Dave Flitman, CEO, U. S. Foods: Yes, we’ll see. I mean, we launched Pronto to target the new customers in about forty, forty five markets, something like that. So certainly, those markets are applicable. I think where you start to lose a bit of the benefit is in some of the more rural markets where you can’t justify the added expense and the inefficient deliveries just because you don’t have the customer density

Dirk Lacazio, US Foods: in the markets that have been existing, though, there’s still a lot of years of growth. I mean this today’s point, the legacy pronto has been in place for seven, eight years, and we still have those markets that we’re adding trucks to. Because when you put it into a market, you’re typically adding one or two trucks because you want to make sure just through our process that we’re using them, to Dave’s point, effectively and efficiently. And then as that happens, you add another truck, another couple trucks. So there’s still growth opportunity in the legacy Pronto and a lot of still in the Pronto penetration.

Kelly Bania, Food Retail Analyst: Okay. I think we have two minutes.
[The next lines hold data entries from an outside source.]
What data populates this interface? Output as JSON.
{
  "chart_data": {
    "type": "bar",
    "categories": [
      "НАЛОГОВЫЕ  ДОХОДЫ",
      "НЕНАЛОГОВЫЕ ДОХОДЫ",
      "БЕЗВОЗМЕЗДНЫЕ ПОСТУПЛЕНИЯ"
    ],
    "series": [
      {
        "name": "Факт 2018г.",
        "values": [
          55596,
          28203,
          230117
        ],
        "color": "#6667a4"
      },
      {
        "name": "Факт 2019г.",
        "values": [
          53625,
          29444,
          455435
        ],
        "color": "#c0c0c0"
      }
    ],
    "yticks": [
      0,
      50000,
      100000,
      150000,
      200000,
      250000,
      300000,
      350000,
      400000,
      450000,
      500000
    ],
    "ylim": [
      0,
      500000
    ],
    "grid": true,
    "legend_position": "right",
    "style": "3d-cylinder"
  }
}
I think I have two questions, so I’m to try to fit these both in. In terms of the cash and carry, so we kind of changed course. You announced last week about maybe keeping that, what did you learn, I think there were maybe some synergies that maybe didn’t quite come through, what did you learn about that business, How long will you consider keeping that or will you reevaluate that at a future time?

And then I have one closing question.

Dave Flitman, CEO, U. S. Foods: Yes. So we did announce that we intended to look at divesting that business a year ago at our Investor Day. And really, if you go back to the business case when it was purchased, we had some experience I wasn’t here at the time, but we had some experience with some stores that we had built right in the heart of our broad line markets that operated really well. We got a lot of synergy with our existing customer base. The acquisition was predominantly in the Western part of the country and those facilities just weren’t as close to our broad line market.
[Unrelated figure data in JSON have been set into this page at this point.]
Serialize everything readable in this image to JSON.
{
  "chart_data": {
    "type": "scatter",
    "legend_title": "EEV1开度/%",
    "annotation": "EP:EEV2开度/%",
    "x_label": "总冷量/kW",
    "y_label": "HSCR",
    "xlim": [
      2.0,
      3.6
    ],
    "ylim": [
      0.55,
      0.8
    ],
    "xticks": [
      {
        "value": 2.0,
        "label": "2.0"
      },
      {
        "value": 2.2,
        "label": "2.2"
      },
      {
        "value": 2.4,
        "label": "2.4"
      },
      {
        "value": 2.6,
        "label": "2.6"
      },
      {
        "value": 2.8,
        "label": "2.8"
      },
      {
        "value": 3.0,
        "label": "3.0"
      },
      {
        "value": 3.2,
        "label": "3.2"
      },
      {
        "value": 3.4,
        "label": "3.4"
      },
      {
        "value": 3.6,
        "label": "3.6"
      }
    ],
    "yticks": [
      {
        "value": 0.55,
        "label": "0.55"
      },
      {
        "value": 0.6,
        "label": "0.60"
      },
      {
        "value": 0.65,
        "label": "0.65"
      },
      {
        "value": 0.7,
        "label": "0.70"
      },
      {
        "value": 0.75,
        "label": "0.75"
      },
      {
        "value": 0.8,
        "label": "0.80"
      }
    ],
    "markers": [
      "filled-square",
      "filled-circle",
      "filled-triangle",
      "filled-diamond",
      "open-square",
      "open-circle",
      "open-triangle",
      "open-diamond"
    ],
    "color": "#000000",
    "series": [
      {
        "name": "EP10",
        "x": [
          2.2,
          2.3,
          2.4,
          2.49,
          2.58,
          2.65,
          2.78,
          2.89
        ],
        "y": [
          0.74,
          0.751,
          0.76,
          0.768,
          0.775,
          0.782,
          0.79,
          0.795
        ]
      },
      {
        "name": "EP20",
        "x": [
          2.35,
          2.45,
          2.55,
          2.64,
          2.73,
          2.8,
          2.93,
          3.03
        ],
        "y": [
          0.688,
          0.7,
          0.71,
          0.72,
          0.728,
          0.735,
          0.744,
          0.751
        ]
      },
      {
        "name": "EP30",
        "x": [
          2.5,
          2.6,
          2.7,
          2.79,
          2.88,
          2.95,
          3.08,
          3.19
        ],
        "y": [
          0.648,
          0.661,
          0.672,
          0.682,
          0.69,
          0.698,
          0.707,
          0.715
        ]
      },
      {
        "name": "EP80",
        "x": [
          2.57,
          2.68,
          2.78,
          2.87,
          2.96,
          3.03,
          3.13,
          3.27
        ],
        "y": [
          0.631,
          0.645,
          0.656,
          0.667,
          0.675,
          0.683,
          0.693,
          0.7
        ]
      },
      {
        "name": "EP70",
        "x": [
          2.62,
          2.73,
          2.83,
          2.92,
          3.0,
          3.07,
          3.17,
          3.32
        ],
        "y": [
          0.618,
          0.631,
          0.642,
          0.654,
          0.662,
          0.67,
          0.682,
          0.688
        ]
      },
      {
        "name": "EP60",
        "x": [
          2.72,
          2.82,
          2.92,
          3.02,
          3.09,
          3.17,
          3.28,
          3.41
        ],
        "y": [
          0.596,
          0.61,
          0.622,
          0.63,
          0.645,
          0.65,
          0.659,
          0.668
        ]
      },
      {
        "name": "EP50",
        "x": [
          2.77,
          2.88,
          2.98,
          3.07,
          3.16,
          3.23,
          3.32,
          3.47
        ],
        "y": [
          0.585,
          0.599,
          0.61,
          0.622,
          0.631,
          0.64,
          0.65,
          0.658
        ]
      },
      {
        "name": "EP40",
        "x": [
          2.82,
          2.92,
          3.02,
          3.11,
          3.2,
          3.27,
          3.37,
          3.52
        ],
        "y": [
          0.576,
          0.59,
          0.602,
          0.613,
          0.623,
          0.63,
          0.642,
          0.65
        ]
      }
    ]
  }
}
So those synergies just didn’t play out with our existing customers to the extent we believed it would when the acquisition was made. And so we went through the process, tariffs happened, foot traffic slowed, there were some retrading of the deal once we got into it and we just decided, look, the business is not a drag on the company. In fact, it grew at the same rate that we grew EBITDA in the first quarter. So we’re not going to give it away. I still fundamentally don’t believe we’re the right long term owner for that business, but there’s no pressure on us to do anything.

So we’ll operate it, we’ll continue to serve our customers there unless and until there’s another outcome.

Kelly Bania, Food Retail Analyst: Okay. I guess less than a minute of final remarks. Why is now a good time for investors to be considering U. S. Foods?

You’ve made a lot of progress.

Dave Flitman, CEO, U. S. Foods: Good question. I have ten seconds. We’re on an exciting journey. We’ve got an exciting algorithm over the next three years. Importantly, ours is an execution and a self help story.

You see us delivering that algorithm in some of the lowest foot traffic since COVID. That gives me and our team confidence that we’ve got a long runway of improvement ahead of us. We’re an earnings compounder. We just delivered 26% EPS growth in a very difficult quarter. We believe our ability to do that really will transcend even this three year plan.

So it’s not too late.

Kelly Bania, Food Retail Analyst: Perfect, perfect. Time to wrap it up. All right. Thank you so much, David.

Dave Flitman, CEO, U. S. Foods: Thanks, Kelly.